Deux femmes formant un couple ont demandé au tribunal administratif de Toulouse l'annulation de la décision implicite par laquelle le centre d'assistance médicale à la procréation d’un CHU a rejeté leur demande d'assistance médicale à la procréation (AMP).
Elles soulèvent la question de la conformité aux droits et libertés garantis par la Constitution des dispositions de l'article L. 2141-2 du code de la santé publique, qui réservent l'accès à l’AMP aux couples composés d'un homme et d'une femme, vivants, en âge de procréer et souffrant d'une infertilité médicalement diagnostiquée. « Elles soutiennent que ces dispositions méconnaissent le principe d'égalité devant la loi, garanti par les articles 1er et 6 de la Déclaration des droits de l'homme et du citoyen de 1789, dans la mesure où elles introduisent une différence de traitement, qui ne serait pas justifiée par leur objet, entre les couples souffrant d'une infertilité médicalement diagnostiquée, selon qu'ils sont de même sexe ou de sexe différent. »

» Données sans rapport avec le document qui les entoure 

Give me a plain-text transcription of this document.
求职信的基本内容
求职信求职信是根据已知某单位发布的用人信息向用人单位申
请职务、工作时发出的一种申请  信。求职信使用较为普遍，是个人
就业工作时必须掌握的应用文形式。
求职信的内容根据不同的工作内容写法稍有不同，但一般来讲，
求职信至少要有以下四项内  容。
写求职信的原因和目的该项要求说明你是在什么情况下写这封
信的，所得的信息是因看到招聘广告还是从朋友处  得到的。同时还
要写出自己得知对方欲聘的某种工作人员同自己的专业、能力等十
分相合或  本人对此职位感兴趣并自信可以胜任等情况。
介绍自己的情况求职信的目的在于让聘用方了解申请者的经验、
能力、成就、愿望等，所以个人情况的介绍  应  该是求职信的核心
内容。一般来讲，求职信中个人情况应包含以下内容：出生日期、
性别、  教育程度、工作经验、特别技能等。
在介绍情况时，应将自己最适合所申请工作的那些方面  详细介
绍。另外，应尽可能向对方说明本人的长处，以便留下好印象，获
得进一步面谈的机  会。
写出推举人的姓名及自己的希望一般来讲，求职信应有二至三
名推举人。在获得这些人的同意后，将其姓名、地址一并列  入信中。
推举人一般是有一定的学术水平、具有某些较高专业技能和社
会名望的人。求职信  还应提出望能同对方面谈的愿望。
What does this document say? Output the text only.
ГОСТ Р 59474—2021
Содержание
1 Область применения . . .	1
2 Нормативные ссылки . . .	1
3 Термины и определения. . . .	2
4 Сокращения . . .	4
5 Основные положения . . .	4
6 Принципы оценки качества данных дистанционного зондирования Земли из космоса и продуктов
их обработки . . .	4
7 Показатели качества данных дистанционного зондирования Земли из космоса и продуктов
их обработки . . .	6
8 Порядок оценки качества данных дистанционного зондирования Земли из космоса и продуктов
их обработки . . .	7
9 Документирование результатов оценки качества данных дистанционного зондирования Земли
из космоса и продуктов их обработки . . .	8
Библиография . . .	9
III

Avant de statuer le magistrat désigné par le président du tribunal administratif de Toulouse a décidé de transmettre au Conseil d'Etat la question de la conformité aux droits et libertés garantis par la Constitution de l'article L. 2141-2 du code de la santé publique.
Dans cette décision le Conseil d’Etat précise qu’aux termes de l'article L. 2141-1 du code de la santé publique :
« L'assistance médicale à la procréation s'entend des pratiques cliniques et biologiques permettant la conception in vitro, la conservation des gamètes, des tissus germinaux et des embryons, le transfert d'embryons et l'insémination artificielle. (...) ". L'article L. 2141-2 du même code dispose que : " L'assistance médicale à la procréation a pour objet de remédier à l'infertilité d'un couple ou d'éviter la transmission à l'enfant ou à un membre du couple d'une maladie d'une particulière gravité. Le caractère pathologique de l'infertilité doit être médicalement diagnostiqué. / L'homme et la femme formant le couple doivent être vivants, en âge de procréer et consentir préalablement au transfert des embryons ou à l'insémination. Font obstacle à l'insémination ou au transfert des embryons le décès d'un des membres du couple, le dépôt d'une requête en divorce ou en séparation de corps ou la cessation de la communauté de vie, ainsi que la révocation par écrit du consentement par l'homme ou la femme auprès du médecin chargé de mettre en œuvre l'assistance médicale à la procréation ". »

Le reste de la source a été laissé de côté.